皮膚排泄ケア認定看護師は1章で述べたように役割は多岐に渡ります。

言わずと知れた褥瘡ケア、スペシャリティが求められるストマケア、生理的機能で大事な排泄調整をサポートすると共に指導的立場でもあります。またストーマ外来での病院の顔になったり、訪問看護という新たな分野での活躍も望まれています。

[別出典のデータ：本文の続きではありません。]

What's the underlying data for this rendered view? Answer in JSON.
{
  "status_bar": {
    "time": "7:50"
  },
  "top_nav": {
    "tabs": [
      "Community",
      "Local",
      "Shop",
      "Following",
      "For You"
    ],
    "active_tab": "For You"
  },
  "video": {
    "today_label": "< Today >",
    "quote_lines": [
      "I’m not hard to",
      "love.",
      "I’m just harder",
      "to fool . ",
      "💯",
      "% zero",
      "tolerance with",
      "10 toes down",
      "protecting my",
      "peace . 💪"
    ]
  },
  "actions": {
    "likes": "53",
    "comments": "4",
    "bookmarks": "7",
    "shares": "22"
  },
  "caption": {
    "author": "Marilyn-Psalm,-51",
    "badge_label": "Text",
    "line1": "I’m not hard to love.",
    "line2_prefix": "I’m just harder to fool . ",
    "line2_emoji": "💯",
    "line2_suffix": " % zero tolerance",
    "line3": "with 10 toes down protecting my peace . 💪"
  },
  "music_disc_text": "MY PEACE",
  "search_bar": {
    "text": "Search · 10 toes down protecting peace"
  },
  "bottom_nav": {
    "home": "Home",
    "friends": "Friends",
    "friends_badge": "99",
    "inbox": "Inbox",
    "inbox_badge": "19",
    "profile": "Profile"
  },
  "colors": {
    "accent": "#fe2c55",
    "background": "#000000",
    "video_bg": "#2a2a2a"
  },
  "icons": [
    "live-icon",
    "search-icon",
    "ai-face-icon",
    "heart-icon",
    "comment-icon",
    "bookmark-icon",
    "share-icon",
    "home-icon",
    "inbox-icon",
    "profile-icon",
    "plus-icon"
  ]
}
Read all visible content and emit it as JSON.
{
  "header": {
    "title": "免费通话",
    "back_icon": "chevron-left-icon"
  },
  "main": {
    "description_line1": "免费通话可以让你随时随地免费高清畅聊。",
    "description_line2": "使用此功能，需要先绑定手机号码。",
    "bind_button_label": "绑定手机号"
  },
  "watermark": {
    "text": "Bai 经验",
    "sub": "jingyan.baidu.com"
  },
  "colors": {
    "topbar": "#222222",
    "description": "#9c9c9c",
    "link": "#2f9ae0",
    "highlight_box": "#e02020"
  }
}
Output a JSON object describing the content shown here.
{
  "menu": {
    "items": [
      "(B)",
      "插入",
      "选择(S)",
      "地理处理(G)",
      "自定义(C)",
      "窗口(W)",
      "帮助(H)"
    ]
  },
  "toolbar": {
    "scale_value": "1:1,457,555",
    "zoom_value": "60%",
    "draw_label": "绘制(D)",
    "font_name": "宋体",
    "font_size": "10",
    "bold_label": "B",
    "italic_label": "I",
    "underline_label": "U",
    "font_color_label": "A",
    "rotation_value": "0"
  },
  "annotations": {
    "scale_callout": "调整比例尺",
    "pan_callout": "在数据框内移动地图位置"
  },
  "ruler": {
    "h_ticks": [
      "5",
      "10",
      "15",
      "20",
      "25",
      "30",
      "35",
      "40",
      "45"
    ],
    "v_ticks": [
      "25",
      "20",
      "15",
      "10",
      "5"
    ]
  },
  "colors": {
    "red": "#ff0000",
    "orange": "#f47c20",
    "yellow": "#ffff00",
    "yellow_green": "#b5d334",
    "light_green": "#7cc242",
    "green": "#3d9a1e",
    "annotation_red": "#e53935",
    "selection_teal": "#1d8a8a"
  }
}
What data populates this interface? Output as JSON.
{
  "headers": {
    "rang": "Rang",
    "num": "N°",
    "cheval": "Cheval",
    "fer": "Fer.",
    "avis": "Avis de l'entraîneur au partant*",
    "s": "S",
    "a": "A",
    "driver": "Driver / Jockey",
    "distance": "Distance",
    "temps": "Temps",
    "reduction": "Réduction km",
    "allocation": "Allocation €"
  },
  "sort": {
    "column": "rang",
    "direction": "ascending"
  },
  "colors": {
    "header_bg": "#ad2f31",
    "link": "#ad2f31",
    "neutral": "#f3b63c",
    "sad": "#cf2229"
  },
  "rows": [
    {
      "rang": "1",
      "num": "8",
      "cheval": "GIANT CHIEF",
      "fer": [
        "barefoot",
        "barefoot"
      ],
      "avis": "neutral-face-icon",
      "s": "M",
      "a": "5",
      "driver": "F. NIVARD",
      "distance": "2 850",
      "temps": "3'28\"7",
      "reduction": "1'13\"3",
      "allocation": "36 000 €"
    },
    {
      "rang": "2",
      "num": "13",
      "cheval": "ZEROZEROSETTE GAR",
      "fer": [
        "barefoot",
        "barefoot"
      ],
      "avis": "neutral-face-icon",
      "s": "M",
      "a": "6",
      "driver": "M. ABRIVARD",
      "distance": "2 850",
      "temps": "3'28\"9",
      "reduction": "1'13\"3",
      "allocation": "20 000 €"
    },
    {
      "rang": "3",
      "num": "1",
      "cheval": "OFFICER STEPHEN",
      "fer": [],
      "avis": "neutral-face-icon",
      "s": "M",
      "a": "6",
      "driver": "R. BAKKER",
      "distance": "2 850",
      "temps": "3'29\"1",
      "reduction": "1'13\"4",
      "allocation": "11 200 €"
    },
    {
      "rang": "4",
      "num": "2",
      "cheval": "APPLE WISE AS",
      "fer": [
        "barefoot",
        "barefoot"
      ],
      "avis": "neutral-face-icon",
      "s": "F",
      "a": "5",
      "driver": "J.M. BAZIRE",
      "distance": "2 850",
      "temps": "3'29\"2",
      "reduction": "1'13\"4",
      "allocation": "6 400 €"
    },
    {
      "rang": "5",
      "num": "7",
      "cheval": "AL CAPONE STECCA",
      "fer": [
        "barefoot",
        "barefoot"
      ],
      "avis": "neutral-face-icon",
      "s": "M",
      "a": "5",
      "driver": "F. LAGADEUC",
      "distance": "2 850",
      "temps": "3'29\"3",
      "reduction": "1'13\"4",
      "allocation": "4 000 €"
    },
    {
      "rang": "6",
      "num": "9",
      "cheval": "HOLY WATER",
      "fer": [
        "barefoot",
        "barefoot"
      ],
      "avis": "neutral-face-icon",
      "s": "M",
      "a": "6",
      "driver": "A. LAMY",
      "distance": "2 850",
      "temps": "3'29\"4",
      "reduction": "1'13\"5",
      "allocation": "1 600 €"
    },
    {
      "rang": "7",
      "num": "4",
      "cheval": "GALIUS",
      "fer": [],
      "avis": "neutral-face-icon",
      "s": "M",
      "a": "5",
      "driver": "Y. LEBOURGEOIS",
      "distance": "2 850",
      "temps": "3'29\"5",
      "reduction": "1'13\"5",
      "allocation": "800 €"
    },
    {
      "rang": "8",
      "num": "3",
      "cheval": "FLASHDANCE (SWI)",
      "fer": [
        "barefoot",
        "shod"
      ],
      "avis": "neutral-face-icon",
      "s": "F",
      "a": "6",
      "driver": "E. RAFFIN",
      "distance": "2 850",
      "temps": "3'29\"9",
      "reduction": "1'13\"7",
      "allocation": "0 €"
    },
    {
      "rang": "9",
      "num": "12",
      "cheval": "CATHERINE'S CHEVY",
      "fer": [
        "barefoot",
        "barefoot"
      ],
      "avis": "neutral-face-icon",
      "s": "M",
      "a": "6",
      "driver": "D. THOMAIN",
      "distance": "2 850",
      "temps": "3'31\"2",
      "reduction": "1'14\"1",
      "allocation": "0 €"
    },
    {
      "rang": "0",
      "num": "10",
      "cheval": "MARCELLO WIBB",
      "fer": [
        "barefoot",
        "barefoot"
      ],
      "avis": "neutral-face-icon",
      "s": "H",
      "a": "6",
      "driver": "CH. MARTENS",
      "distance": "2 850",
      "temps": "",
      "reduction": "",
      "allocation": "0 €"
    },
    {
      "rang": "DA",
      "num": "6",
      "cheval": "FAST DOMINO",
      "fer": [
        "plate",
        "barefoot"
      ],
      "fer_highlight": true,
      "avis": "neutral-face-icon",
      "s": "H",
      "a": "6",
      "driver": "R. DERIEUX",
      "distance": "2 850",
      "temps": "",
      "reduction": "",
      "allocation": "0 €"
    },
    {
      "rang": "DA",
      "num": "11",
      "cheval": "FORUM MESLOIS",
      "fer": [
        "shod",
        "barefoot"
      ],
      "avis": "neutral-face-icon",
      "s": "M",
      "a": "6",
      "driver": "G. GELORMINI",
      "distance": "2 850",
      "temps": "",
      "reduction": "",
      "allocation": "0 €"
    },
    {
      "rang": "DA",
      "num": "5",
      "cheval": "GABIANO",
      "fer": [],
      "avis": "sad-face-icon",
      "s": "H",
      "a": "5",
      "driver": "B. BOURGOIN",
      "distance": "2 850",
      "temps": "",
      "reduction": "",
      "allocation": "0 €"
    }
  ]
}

2-1 専門職としてWOC外来のある病院やクリニック

一般社団法人 日本創傷・オストミー・失禁管理学会のホームページによると、現在ストーマ外来は全国に681病院(2019年10月15日現在)登録されています。ストーマ外来は、ストーマ造設を必要とする患者さんおよび造設術後の患者(オストメイト)を対象に、皮膚排泄ケア認定看護師が主導して、医師や他種職と連携して、専門的な知識に基づく技術や知識を提供し、生活に伴う症状の改善や自己管理の支援等を行う外来です。

主な仕事としては以下になります。

・術前ケア(ストーマの説明、マーキング)

・退院後の定期検診

・セルフケア指導(自然排便法、装具交換方法、スキンケア方法、ドレーン管理など)

・装具、ストーマケア用品の情報提供と選択

・ストーマの合併症予防、ストーマ周囲のスキントラブルへの対処

・日常生活指導

・排尿、性機能障害の相談および関連科への紹介

・社会保障の手続き・相談

・患者会の紹介

・通院困難なオストメイトに対しては、訪問看護の紹介と連携、開業医との連携

看護師として外来を持たせてくれる病院はまだ少ないので、自身の働き方の一つになります。

※オストメイトとはストーマ保有患者さんを指します。

2-2 皮膚排泄ケア認定看護師のいる病院での就業

2017年時点で、皮膚排泄ケア認定看護師の登録者数は感染管理に次ぐ多さで、2000名を超えています。

認定看護師就業先

<出典:公益社団法人 日本看護協会>

活躍の場が多くなっているのが実態です。しかし、皮膚排泄ケア認定看護師のいる病院に複数名在籍する病院はまだまだ少ない状況です。皮膚排泄ケア認定看護師の役割は特に多岐にわたるケースが少なくなく、看護師に頼られる存在になります。そのため、自身一人では責務も重くなります。また、病院自体が認定看護師の雇用経験があるのと、ないのでは働き方が違います。そのため、新しい部署や、その病院初めての皮膚排泄ケア認定看護師という存在ではなく、先輩看護師が存在する病院での就業をおススメします。

2-3 活躍の場を地域へと!訪問看護師での働き方

2017年時点で、認定看護師の就業先は病院がほとんどで、訪問看護は3.4%のみです。

認定看護師の就業先

<出典:公益社団法人 日本看護協会>

皮膚排泄認定看護師が在宅の場で活躍する機会は実は増えていて、国もバックアップや報酬単価を上げています。平成24年度の診療報酬改定で「人工肛門若しくは人工膀胱を造設している者で管理が困難な者」に対する皮膚排泄認定看護師による訪問での算定ができるようになりました。褥瘡患者さんでも算定が可能になっています。病院とは異なり在宅での管理は非常に困難になります。地域での需要も高まり、必要性や働きがいもUPする市場になるのでおススメになります。


3 まとめ

皮膚排泄認定看護師は、多くの患者さんが悩む褥瘡ケア、スペシャリティが求められるストマケア、生理的機能で大事な排泄調整をサポートする役割を担います。

同時に院内での指導的立場となり、看護師に教育を行う場面が多くなっています。認定看護師の中で2番目に人気もあり、需要もある資格になります。病院内だけでなく、在宅の場にも活躍の場を広げる皮膚排泄ケア認定看護師の目指す方の希望や、参考になれば嬉しく思います。